Kantcheva then filed an appeal to the BIA. The BIA dismissed the appeal and affirmed the IJ’s decision holding that Kantcheva failed to establish statutory eligibility for adjustment of status. In support of that decision, the BIA concluded that “[t]he Immigration Judge properly found [Kantcheva] failed to demonstrate that she was not inadmissible under section 212(a)(6)(C)(i) of the Act for a material *392 misrepresentation.” R. 4. Since Kantcheva could not establish that she was not inadmissible, the BIA held that she could not establish statutory eligibility for adjustment of status. The BIA also affirmed the IJ’s denial of the application as a matter of discretion, based on Kantcheva’s inconsistent testimony during her immigration hearing. The BIA determined that Kantch-eva’s “equities, including her family ties, d[id] not outweigh the seriousness of her evasiveness and lack of truthfulness.” R. 5. Kantcheva now petitions this court contending that the IJ and the BIA both erred when (1) they determined that Kantcheva could not establish statutory eligibility for adjustment of status and (2) they denied her application as a matter of discretion.

II.

This court reviews only the decision of the BIA. See Anssari-Gharachedaghy v. I.N.S., 246 F.3d 512, 513 (6th Cir. 2000). But “[w]here the BIA adopts the IJ’s reasoning, the court reviews the IJ’s decision directly to determine whether the decision of the BIA should be upheld on appeal.” Gilaj v. Gonzales, 408 F.3d 275, 282-83 (6th Cir. 2005) citing Denko v. I.N.S., 351 F.3d 717, 723 (6th Cir. 2003).

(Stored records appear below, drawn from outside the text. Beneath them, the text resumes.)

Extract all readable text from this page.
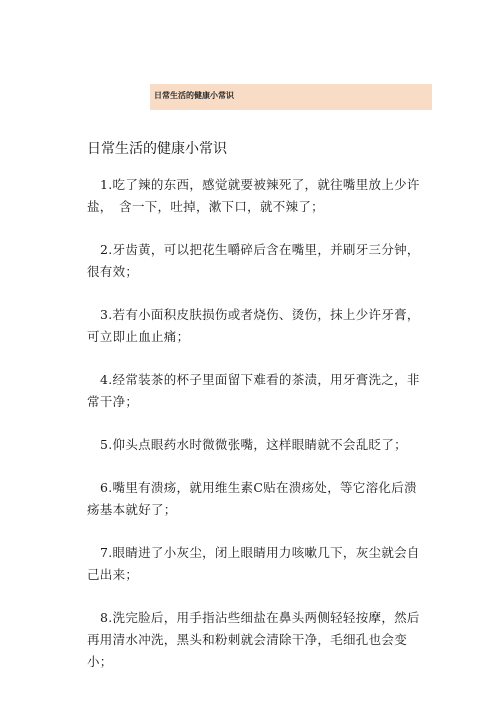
日常生活的健康小常识
日常生活的健康小常识
1.吃了辣的东西，感觉就要被辣死了，就往嘴里放上少许盐，　含一下，吐掉，漱下口，就不辣了；
2.牙齿黄，可以把花生嚼碎后含在嘴里，并刷牙三分钟，很有效；
3.若有小面积皮肤损伤或者烧伤、烫伤，抹上少许牙膏，可立即止血止痛；
4.经常装茶的杯子里面留下难看的茶渍，用牙膏洗之，非常干净；
5.仰头点眼药水时微微张嘴，这样眼睛就不会乱眨了；
6.嘴里有溃疡，就用维生素C贴在溃疡处，等它溶化后溃疡基本就好了；
7.眼睛进了小灰尘，闭上眼睛用力咳嗽几下，灰尘就会自己出来；
8.洗完脸后，用手指沾些细盐在鼻头两侧轻轻按摩，然后再用清水冲洗，黑头和粉刺就会清除干净，毛细孔也会变小；
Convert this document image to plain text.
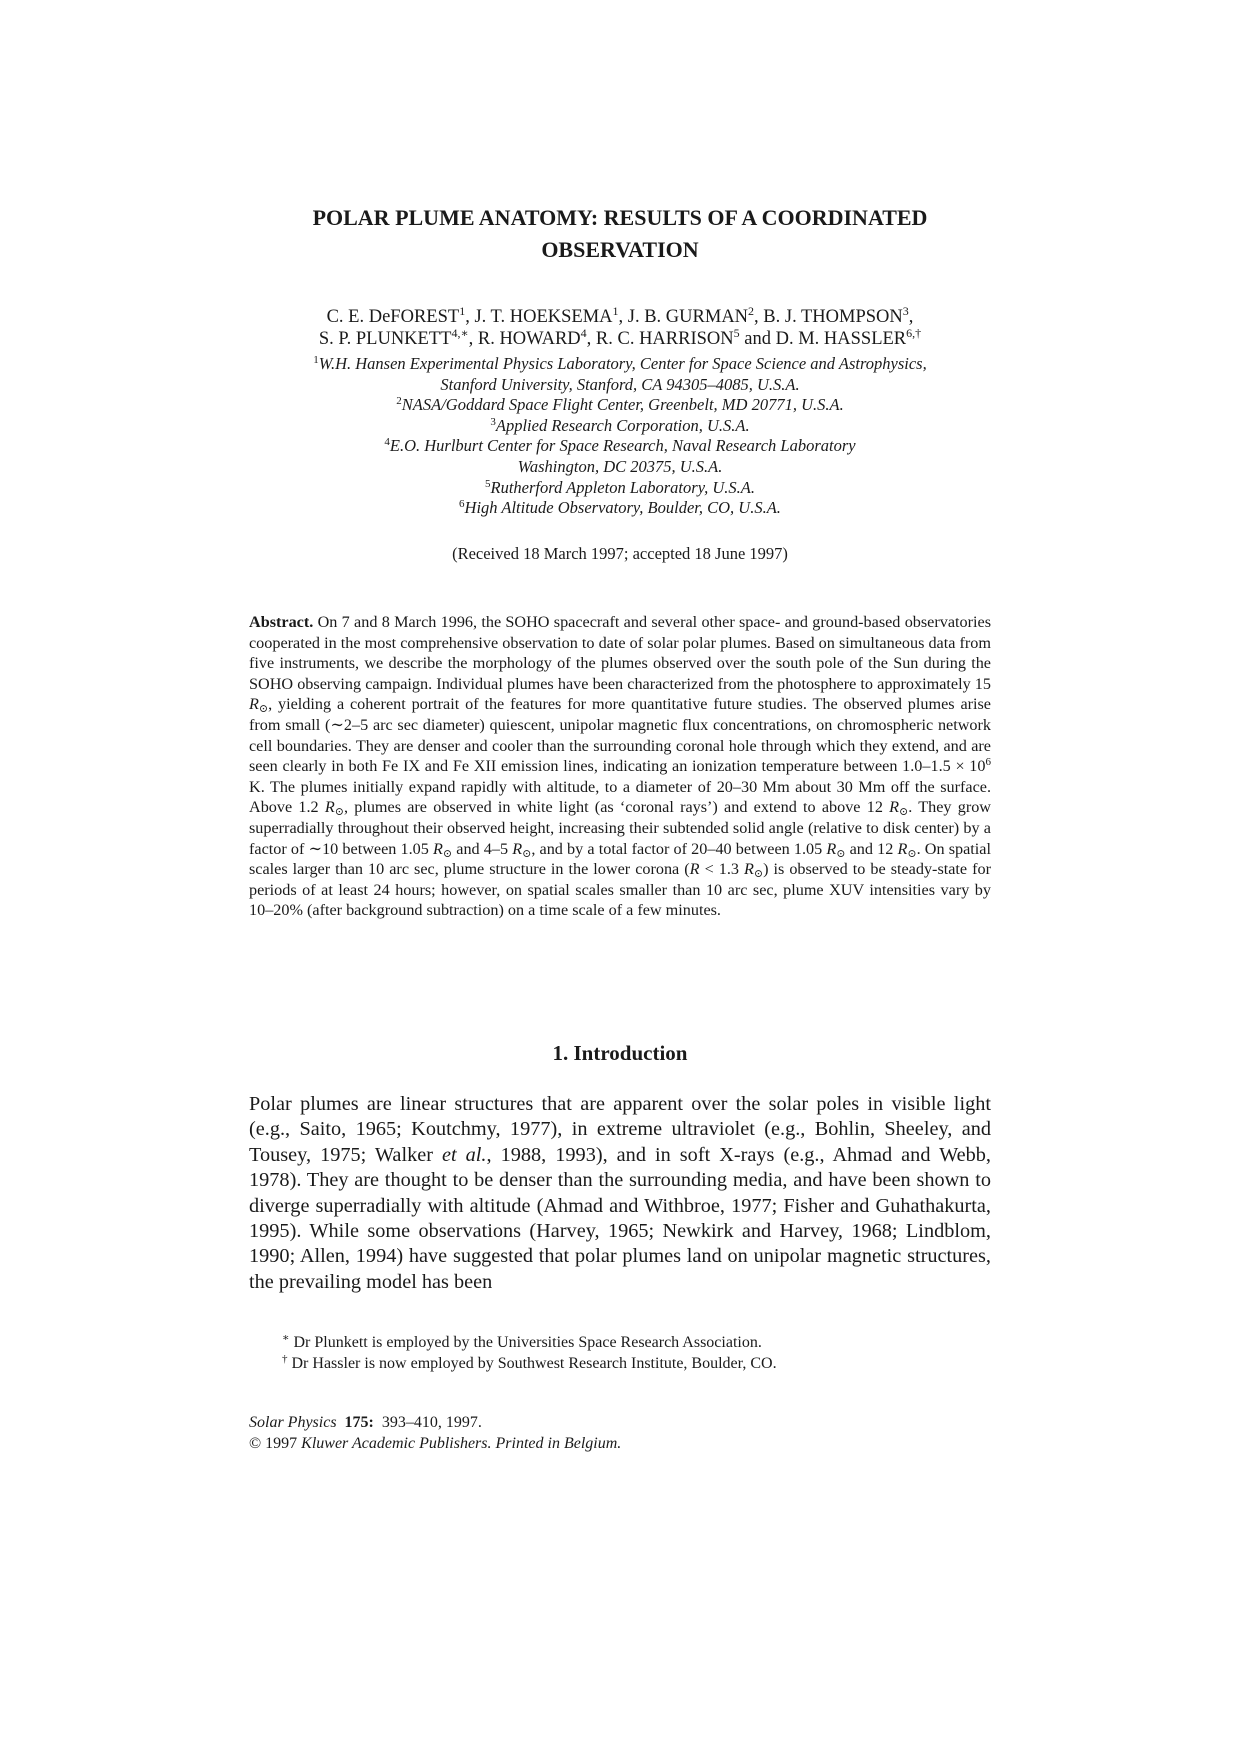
POLAR PLUME ANATOMY: RESULTS OF A COORDINATED
OBSERVATION
C. E. DeFOREST$^1$, J. T. HOEKSEMA$^1$, J. B. GURMAN$^2$, B. J. THOMPSON$^3$,
S. P. $PLUNKETT^{4,∗}$, R. HOWARD$^4$, R. C. HARRISON$^5$ and D. M. $HASSLER^{6,\dagger}$
$^1$W.H. Hansen Experimental Physics Laboratory, Center for Space Science and Astrophysics,
Stanford University, Stanford, CA 94305–4085, U.S.A.
$^2$NASA/Goddard Space Flight Center, Greenbelt, MD 20771, U.S.A.
$^3$Applied Research Corporation, U.S.A.
$^4$E.O. Hurlburt Center for Space Research, Naval Research Laboratory
Washington, DC 20375, U.S.A.
$^5$Rutherford Appleton Laboratory, U.S.A.
$^6$High Altitude Observatory, Boulder, CO, U.S.A.
(Received 18 March 1997; accepted 18 June 1997)
Abstract. On 7 and 8 March 1996, the SOHO spacecraft and several other space- and ground-based observatories cooperated in the most comprehensive observation to date of solar polar plumes. Based on simultaneous data from five instruments, we describe the morphology of the plumes observed over the south pole of the Sun during the SOHO observing campaign. Individual plumes have been characterized from the photosphere to approximately 15 $R_⊙$, yielding a coherent portrait of the features for more quantitative future studies. The observed plumes arise from small (∼2–5 arc sec diameter) quiescent, unipolar magnetic flux concentrations, on chromospheric network cell boundaries. They are denser and cooler than the surrounding coronal hole through which they extend, and are seen clearly in both Fe IX and Fe XII emission lines, indicating an ionization temperature between $1.0-1.5 \times 10^6$ K. The plumes initially expand rapidly with altitude, to a diameter of 20–30 Mm about 30 Mm off the surface. Above 1.2 $R_⊙$, plumes are observed in white light (as ‘coronal rays’) and extend to above 12 $R_⊙$. They grow superradially throughout their observed height, increasing their subtended solid angle (relative to disk center) by a factor of ∼10 between 1.05 $R_⊙$ and 4–5 $R_⊙$, and by a total factor of 20–40 between 1.05 $R_⊙$ and 12 $R_⊙$. On spatial scales larger than 10 arc sec, plume structure in the lower corona (R < 1.3 $R_⊙$) is observed to be steady-state for periods of at least 24 hours; however, on spatial scales smaller than 10 arc sec, plume XUV intensities vary by 10–20% (after background subtraction) on a time scale of a few minutes.
1. Introduction
Polar plumes are linear structures that are apparent over the solar poles in visible light (e.g., Saito, 1965; Koutchmy, 1977), in extreme ultraviolet (e.g., Bohlin, Sheeley, and Tousey, 1975; Walker et al., 1988, 1993), and in soft X-rays (e.g., Ahmad and Webb, 1978). They are thought to be denser than the surrounding media, and have been shown to diverge superradially with altitude (Ahmad and Withbroe, 1977; Fisher and Guhathakurta, 1995). While some observations (Harvey, 1965; Newkirk and Harvey, 1968; Lindblom, 1990; Allen, 1994) have suggested that polar plumes land on unipolar magnetic structures, the prevailing model has been
∗ Dr Plunkett is employed by the Universities Space Research Association.
† Dr Hassler is now employed by Southwest Research Institute, Boulder, CO.
Solar Physics 175: 393–410, 1997.
© 1997 Kluwer Academic Publishers. Printed in Belgium.
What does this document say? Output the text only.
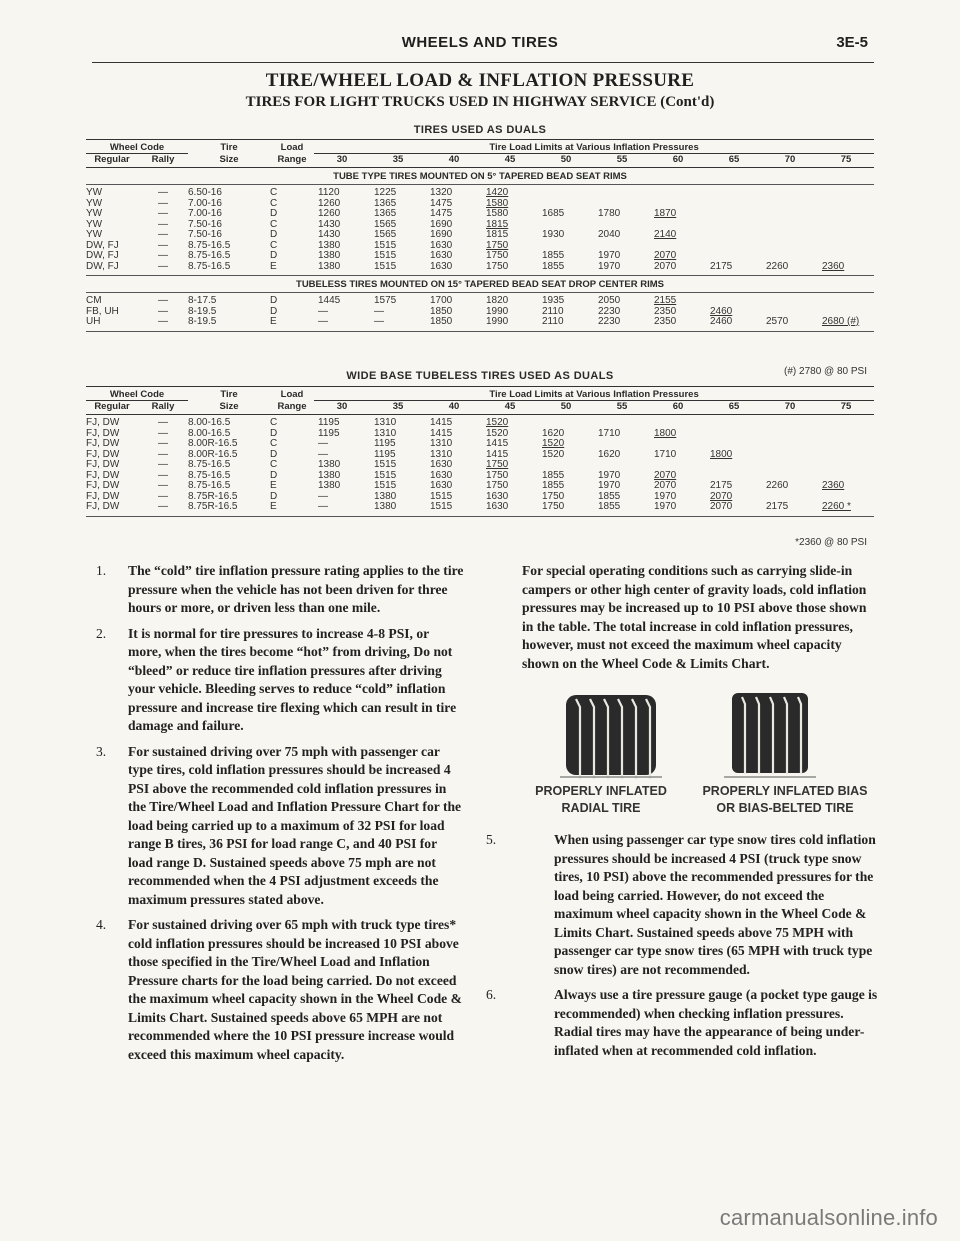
WHEELS AND TIRES	3E-5
TIRE/WHEEL LOAD & INFLATION PRESSURE
TIRES FOR LIGHT TRUCKS USED IN HIGHWAY SERVICE (Cont'd)
TIRES USED AS DUALS
Wheel Code		Tire	Load	Tire Load Limits at Various Inflation Pressures									
Regular	Rally	Size	Range	30	35	40	45	50	55	60	65	70	75
TUBE TYPE TIRES MOUNTED ON 5° TAPERED BEAD SEAT RIMS													
YW	—	6.50-16	C	1120	1225	1320	1420						
YW	—	7.00-16	C	1260	1365	1475	1580						
YW	—	7.00-16	D	1260	1365	1475	1580	1685	1780	1870			
YW	—	7.50-16	C	1430	1565	1690	1815						
YW	—	7.50-16	D	1430	1565	1690	1815	1930	2040	2140			
DW, FJ	—	8.75-16.5	C	1380	1515	1630	1750						
DW, FJ	—	8.75-16.5	D	1380	1515	1630	1750	1855	1970	2070			
DW, FJ	—	8.75-16.5	E	1380	1515	1630	1750	1855	1970	2070	2175	2260	2360
TUBELESS TIRES MOUNTED ON 15° TAPERED BEAD SEAT DROP CENTER RIMS													
CM	—	8-17.5	D	1445	1575	1700	1820	1935	2050	2155			
FB, UH	—	8-19.5	D	—	—	1850	1990	2110	2230	2350	2460		
UH	—	8-19.5	E	—	—	1850	1990	2110	2230	2350	2460	2570	2680 (#)
(#) 2780 @ 80 PSI
WIDE BASE TUBELESS TIRES USED AS DUALS
Wheel Code		Tire	Load	Tire Load Limits at Various Inflation Pressures									
Regular	Rally	Size	Range	30	35	40	45	50	55	60	65	70	75
FJ, DW	—	8.00-16.5	C	1195	1310	1415	1520						
FJ, DW	—	8.00-16.5	D	1195	1310	1415	1520	1620	1710	1800			
FJ, DW	—	8.00R-16.5	C	—	1195	1310	1415	1520					
FJ, DW	—	8.00R-16.5	D	—	1195	1310	1415	1520	1620	1710	1800		
FJ, DW	—	8.75-16.5	C	1380	1515	1630	1750						
FJ, DW	—	8.75-16.5	D	1380	1515	1630	1750	1855	1970	2070			
FJ, DW	—	8.75-16.5	E	1380	1515	1630	1750	1855	1970	2070	2175	2260	2360
FJ, DW	—	8.75R-16.5	D	—	1380	1515	1630	1750	1855	1970	2070		
FJ, DW	—	8.75R-16.5	E	—	1380	1515	1630	1750	1855	1970	2070	2175	2260 *
*2360 @ 80 PSI
1. The “cold” tire inflation pressure rating applies to the tire pressure when the vehicle has not been driven for three hours or more, or driven less than one mile.
2. It is normal for tire pressures to increase 4-8 PSI, or more, when the tires become “hot” from driving, Do not “bleed” or reduce tire inflation pressures after driving your vehicle. Bleeding serves to reduce “cold” inflation pressure and increase tire flexing which can result in tire damage and failure.
3. For sustained driving over 75 mph with passenger car type tires, cold inflation pressures should be increased 4 PSI above the recommended cold inflation pressures in the Tire/Wheel Load and Inflation Pressure Chart for the load being carried up to a maximum of 32 PSI for load range B tires, 36 PSI for load range C, and 40 PSI for load range D. Sustained speeds above 75 mph are not recommended when the 4 PSI adjustment exceeds the maximum pressures stated above.
4. For sustained driving over 65 mph with truck type tires* cold inflation pressures should be increased 10 PSI above those specified in the Tire/Wheel Load and Inflation Pressure charts for the load being carried. Do not exceed the maximum wheel capacity shown in the Wheel Code & Limits Chart. Sustained speeds above 65 MPH are not recommended where the 10 PSI pressure increase would exceed this maximum wheel capacity.

For special operating conditions such as carrying slide-in campers or other high center of gravity loads, cold inflation pressures may be increased up to 10 PSI above those shown in the table. The total increase in cold inflation pressures, however, must not exceed the maximum wheel capacity shown on the Wheel Code & Limits Chart.

PROPERLY INFLATED
RADIAL TIRE
PROPERLY INFLATED BIAS
OR BIAS-BELTED TIRE
5.	When using passenger car type snow tires cold inflation pressures should be increased 4 PSI (truck type snow tires, 10 PSI) above the recommended pressures for the load being carried. However, do not exceed the maximum wheel capacity shown in the Wheel Code & Limits Chart. Sustained speeds above 75 MPH with passenger car type snow tires (65 MPH with truck type snow tires) are not recommended.
6.	Always use a tire pressure gauge (a pocket type gauge is recommended) when checking inflation pressures. Radial tires may have the appearance of being under-inflated when at recommended cold inflation.
carmanualsonline.info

We generally review the BIA’s legal conclusions de novo, but we “defer to the BIA’s reasonable interpretations of the INA.” Patel v. Gonzales, 432 F.3d 685, 692 (6th Cir. 2005). We review factual findings under a substantial evidence standard “in which we uphold a BIA determination as long as it is ‘supported by reasonable, substantial, and probative evidence on the record considered as a whole.’” Marku v, Ashcroft, 380 F.3d 982, 986 (6th Cir. 2004) (quoting I.N.S. v. Elias-Zacarias, 502 U.S. 478, 481, 112 S.Ct. 812, 117 L.Ed.2d 38 (1992)). “[Ujnless any reasonable adjudicator would be compelled to conclude to the contrary,” the BIA’s findings of fact are “conclusive.” 8 U.S.C.